Manchester Pride parade in 2011. | Photo: Wiki
Manchester Pride festival is being forced out of its Canal Street location in a bid to make way for private development.
The four-day event, which will take place from 24 to 27 August this year, has been around for more than 25 years. Over this time, it has traditionally taken place only in Manchester’s historical LGBTI village around Canal Street.
The committee has confirmed its annual August bank holiday festival will go ahead in 2019. However, it will look different from previous years.
Property developments in the area, in fact, mean there won’t be the space to deliver the usual celebration. Those include a substantial risk of development on the Sackville Street car park which currently houses the main stage.
The new location for Manchester Pride
‘There has been speculation about the developments in the Portland Street and gay village area for some time,’ said Manchester Pride’s chief executive, Mark Fletcher.
He confirmed ‘a number of developments are now underway in spaces that were previously used for event infrastructure’.
‘It’s becoming increasingly difficult to plan and deliver The Big Weekend in a space that is decreasing in size. Next year there will be more developments taking shape that will further reduce the space available for us to deliver a safe event to the current scale.’
Manchester City Council reassured Pride-goers.
‘We’ll be sitting down with the team at Manchester Pride to see how the city council can help in the planning for the future of the festival,’ Manchester City Councilor Pat Karney said.

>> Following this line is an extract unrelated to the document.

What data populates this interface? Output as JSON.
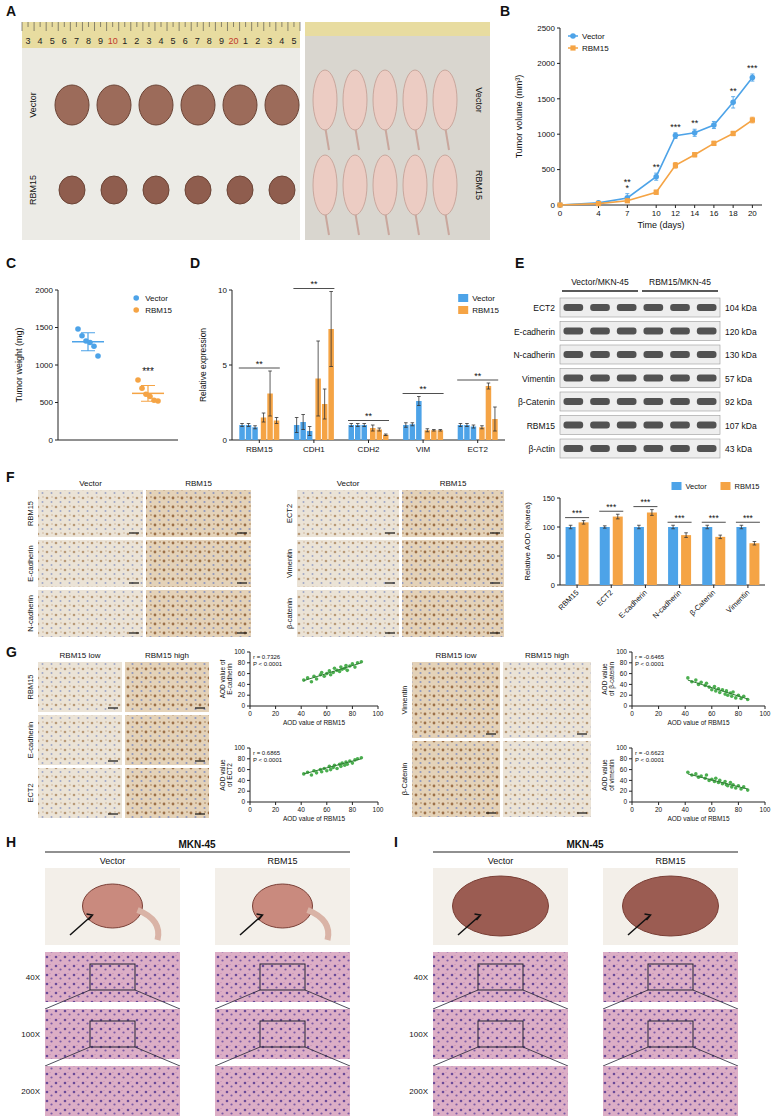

‘We are very proud of what Pride brings to the city and we intend to offer maximum support.’
This ‘will rip the heart out of Manchester’
The leader of the opposition on Manchester City Council John Leech said the plans might ‘rip the heart out of Manchester’. Leech is also the LGBTI rights campaigner who led the successful initiative to pardon Alan Turing.
A few weeks away from the festival, recommendations for four sites have been approved by Manchester Council, meaning the annual festival will be ousted from its world-famous Canal Street venues next year.
The Liberal Democrat opposition has slammed the Labour group for being in ‘complete confusion’ over the plans. Lib Dem said plans are vague and lack any clarity on finding a solution to rehome the festival.
‘Manchester provided a home and a sanctuary for the oppressed to express their love, and begin their long fight for equal rights,’ Leech said.
‘Removing this international celebration from its home will rip the heart out of Manchester.’
He also highlighted the decision didn’t take into account local businesses. Particularly, removing the main Pride stage from Canal Street will have an impact on independent traders.
‘Labour have not properly consulted local people at any stage of this process. They have disregarded the views of those that have raised concerns and are themselves in complete confusion, unable to guarantee any firm home for the festival next year just weeks before this year’s is due to begin.’
He urged the council to think of a feasible solution.
‘They must halt these greedy plans until they come up with something concrete they can propose to the community.’
Manchester Pride will provide an opportunity for the city’s LGBTI people to have their say on the 2019 festival. Head to manchesterpride.com/haveyoursay to register your interest in the next Listening Group in October.